Admi received her Ph.D. in 2014 from Bar-Ilan University where she studied ethics and dialogue.

== Activism ==
Admi is known for her work advocating for peace and protection of women. She believes in the significance of breaking the cycle of revenge, as it brings nothing good to the world besides revenge. During the bloodshed, the women and children have always paid the highest price. Admi believes that women's voices, especially mothers', are crucial in changing the course of events. She believes that one should go beyond one's pain and achieve the highest level of solidarity and humanity, and refusing to sink into one's private suffering is the only way to end the war.

Admi has been a peace activist for 40 years. She was the Chairperson of the Israeli-Palestinian Bereaved Families Forum. She is a group facilitator specializing in conflict resolution with the Talking Peace organization and a group instructor and organizational consultant for the Adler Institute, where she has served on the Board of Directors since 2006.

Admi is a leader and co-founder, with Vivian Silver and others, of Women Wage Peace, an Israeli grassroots peace movement advocating peace in the Israel-Palestine conflict that was established after the Gaza War/Operation Protective Edge in 2014. Admi serves as a member of the strategic team of Women Wage Peace, arranging collaborations with other peace organizations, including a Palestinian women's organization, Women of the Sun.

In 2020, Women Wage Peace coordinated an event at Institute for National Security Studies to promote legislation drafted by Admi and Tami Yakira aimed at preventing additional wars. These conversations were continued in 2022 during a joint meeting of Women Wage Peace and Women of the Sun.
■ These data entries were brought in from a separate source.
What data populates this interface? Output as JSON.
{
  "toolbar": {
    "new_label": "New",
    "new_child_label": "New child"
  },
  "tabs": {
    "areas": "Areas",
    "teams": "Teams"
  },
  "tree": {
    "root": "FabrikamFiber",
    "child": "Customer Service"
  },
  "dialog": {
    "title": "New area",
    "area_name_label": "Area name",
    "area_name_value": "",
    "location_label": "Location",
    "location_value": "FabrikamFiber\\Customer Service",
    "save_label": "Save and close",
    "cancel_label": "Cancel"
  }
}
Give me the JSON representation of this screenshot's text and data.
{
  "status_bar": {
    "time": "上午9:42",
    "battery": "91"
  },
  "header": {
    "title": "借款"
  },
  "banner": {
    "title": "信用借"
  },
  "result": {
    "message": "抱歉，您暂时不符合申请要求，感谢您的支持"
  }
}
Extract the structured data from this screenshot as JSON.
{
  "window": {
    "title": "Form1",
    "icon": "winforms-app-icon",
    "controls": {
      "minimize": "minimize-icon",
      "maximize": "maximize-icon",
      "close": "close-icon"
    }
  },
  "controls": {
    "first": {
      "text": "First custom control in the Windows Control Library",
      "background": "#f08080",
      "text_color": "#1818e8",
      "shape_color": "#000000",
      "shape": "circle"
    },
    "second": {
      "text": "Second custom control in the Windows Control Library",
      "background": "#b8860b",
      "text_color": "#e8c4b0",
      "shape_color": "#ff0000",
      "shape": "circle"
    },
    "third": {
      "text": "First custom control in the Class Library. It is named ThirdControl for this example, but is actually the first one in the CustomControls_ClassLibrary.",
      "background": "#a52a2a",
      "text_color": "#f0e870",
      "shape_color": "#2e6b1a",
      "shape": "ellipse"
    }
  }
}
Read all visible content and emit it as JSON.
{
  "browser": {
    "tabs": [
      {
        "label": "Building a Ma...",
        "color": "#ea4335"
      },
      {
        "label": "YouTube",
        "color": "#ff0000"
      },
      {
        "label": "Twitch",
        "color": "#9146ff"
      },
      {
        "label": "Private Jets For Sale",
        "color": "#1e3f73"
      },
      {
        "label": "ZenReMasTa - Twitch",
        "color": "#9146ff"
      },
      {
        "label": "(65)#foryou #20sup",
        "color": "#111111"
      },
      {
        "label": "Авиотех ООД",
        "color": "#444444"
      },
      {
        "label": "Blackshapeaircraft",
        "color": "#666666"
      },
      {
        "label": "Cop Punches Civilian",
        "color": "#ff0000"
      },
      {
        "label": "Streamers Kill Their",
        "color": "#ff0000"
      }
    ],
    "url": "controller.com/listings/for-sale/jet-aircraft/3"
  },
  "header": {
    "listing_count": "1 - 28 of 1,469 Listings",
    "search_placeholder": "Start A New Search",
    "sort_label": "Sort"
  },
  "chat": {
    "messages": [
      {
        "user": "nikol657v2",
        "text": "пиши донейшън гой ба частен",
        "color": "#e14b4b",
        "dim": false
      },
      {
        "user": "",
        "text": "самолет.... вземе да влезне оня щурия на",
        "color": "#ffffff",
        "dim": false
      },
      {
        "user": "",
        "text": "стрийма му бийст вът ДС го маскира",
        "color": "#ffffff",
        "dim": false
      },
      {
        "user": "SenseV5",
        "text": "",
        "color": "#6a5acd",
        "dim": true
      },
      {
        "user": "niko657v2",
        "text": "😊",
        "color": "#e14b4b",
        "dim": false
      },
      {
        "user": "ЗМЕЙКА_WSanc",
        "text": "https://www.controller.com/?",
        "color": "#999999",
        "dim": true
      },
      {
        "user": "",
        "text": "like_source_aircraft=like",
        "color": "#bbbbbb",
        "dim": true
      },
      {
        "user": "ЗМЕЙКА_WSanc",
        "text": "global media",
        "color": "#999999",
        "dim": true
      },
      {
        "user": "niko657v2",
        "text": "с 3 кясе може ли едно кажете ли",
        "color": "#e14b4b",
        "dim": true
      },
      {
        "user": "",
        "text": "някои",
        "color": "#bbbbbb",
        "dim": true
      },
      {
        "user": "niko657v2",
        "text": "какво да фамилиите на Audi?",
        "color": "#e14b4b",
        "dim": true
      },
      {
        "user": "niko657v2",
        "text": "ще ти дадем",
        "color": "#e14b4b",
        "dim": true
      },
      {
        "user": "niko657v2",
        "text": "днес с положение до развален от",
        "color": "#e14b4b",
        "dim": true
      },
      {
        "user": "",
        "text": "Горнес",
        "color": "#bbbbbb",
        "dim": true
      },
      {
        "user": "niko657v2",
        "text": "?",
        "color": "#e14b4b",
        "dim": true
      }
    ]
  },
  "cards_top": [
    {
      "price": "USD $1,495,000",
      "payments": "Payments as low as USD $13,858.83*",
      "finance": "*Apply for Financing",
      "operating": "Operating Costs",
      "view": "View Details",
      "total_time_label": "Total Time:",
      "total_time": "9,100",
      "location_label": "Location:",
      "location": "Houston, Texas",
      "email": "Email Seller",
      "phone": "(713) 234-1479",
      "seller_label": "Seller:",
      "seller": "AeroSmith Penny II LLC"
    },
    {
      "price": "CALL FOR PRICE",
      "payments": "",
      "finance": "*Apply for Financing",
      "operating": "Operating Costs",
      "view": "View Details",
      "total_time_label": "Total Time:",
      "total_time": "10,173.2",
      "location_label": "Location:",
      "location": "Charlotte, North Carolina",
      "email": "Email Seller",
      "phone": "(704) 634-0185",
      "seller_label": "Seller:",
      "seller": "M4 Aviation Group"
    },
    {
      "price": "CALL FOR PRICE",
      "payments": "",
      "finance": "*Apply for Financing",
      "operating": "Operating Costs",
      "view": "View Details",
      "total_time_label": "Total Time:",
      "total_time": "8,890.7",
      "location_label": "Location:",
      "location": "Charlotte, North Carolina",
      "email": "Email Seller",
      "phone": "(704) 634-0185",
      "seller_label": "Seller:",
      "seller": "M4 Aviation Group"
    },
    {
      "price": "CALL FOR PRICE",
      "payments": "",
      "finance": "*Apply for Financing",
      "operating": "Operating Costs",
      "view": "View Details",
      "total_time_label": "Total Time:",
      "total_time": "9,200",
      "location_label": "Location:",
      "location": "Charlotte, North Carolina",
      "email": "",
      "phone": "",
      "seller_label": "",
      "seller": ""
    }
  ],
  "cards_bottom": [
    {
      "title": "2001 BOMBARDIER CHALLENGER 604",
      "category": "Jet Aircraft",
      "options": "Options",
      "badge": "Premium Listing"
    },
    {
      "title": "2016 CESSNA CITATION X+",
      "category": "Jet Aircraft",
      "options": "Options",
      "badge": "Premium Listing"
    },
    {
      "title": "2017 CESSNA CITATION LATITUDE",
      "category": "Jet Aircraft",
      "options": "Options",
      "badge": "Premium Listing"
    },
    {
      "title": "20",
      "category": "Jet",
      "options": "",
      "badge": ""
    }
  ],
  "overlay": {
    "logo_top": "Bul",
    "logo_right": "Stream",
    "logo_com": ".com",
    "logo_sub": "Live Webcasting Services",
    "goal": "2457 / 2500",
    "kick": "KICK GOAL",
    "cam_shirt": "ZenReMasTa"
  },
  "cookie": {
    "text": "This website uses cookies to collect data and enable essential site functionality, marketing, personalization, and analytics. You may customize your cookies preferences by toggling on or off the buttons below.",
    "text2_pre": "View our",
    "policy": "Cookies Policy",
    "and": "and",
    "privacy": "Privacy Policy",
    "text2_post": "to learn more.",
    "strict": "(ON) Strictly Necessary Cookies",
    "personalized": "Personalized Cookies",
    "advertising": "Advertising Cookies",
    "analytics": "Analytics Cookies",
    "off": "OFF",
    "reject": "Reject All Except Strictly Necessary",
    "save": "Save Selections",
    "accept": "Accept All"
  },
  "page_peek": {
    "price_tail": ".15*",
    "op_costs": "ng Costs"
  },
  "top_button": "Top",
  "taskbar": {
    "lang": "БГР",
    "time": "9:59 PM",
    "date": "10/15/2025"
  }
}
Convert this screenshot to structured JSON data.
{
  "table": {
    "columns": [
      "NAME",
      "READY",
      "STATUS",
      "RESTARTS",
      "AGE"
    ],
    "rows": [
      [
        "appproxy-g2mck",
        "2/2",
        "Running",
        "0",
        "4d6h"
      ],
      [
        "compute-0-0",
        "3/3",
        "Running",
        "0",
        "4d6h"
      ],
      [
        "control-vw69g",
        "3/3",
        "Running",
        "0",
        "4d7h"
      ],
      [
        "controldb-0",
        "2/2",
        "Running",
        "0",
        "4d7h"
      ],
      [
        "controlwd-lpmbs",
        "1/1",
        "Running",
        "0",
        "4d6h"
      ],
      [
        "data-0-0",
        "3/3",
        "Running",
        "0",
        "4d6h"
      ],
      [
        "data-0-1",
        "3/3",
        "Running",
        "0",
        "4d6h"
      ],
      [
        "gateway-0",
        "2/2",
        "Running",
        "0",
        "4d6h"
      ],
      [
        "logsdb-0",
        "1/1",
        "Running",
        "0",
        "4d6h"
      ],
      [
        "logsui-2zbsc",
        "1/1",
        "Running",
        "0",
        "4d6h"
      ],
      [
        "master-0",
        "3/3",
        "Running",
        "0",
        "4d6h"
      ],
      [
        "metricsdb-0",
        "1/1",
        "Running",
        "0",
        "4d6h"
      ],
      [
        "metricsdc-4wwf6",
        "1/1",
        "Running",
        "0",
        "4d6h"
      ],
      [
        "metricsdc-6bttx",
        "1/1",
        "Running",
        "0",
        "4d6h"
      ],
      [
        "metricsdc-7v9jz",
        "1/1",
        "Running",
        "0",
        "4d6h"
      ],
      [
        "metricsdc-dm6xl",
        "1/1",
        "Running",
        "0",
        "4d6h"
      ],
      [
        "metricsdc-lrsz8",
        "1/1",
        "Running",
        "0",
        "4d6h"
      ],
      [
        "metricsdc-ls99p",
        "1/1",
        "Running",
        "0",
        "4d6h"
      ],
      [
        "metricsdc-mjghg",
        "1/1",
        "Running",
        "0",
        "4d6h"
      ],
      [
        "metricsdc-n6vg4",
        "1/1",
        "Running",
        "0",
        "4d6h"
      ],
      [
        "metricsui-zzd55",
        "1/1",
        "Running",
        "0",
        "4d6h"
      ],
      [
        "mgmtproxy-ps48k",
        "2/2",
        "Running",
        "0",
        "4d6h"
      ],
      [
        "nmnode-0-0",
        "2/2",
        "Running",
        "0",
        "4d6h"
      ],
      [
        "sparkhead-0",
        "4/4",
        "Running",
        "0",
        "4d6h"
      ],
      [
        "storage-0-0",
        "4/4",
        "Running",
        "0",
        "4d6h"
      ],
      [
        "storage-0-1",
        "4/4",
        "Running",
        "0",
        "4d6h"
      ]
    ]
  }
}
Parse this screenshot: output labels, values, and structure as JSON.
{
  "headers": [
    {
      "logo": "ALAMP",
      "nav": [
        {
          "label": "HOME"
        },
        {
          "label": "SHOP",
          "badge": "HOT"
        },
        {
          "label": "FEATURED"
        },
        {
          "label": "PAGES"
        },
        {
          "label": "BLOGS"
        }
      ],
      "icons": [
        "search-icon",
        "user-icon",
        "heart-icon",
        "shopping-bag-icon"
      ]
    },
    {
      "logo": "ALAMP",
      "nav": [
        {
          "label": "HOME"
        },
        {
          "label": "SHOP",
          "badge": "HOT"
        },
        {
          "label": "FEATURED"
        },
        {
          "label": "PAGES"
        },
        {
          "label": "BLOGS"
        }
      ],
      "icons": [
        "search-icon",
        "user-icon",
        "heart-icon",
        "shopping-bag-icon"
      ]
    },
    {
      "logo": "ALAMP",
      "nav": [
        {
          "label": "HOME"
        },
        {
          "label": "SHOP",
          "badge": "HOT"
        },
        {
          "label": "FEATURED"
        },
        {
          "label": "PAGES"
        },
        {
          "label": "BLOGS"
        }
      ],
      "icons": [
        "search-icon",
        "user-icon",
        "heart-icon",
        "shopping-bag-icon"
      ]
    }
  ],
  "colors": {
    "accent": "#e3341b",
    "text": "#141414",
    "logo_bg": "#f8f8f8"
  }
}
These annual events are called "The Mother's Call". On October 4, 2023 women from both Women Wage Peace and Women of the Sun gathered at the Dead Sea, and talks were given by Admi, Reem Hajajreh, Stephanie Hallett, Sonya McGuinness, and others.

During the October 7 attacks in 2023, Vivian Silver was killed. The loss of a friend further motivated Admi's activism as she believes the tragedy is a chance for people to recognize the brutality of the war and make changes as a community.

== Awards and honors ==
In 2024 Admi, as a representative of Women Wage Peace, was named Time Magazine Women of the Year along with Reem Hajajreh, founder and director of Women of the Sun. The two organizations were nominated for the 2024 Nobel Peace Prize. In 2024 Admi was also honored by The DVF Awards in Venice.

== Personal life ==
Admi is married to Yoel Admi. She has six children and ten grandchildren.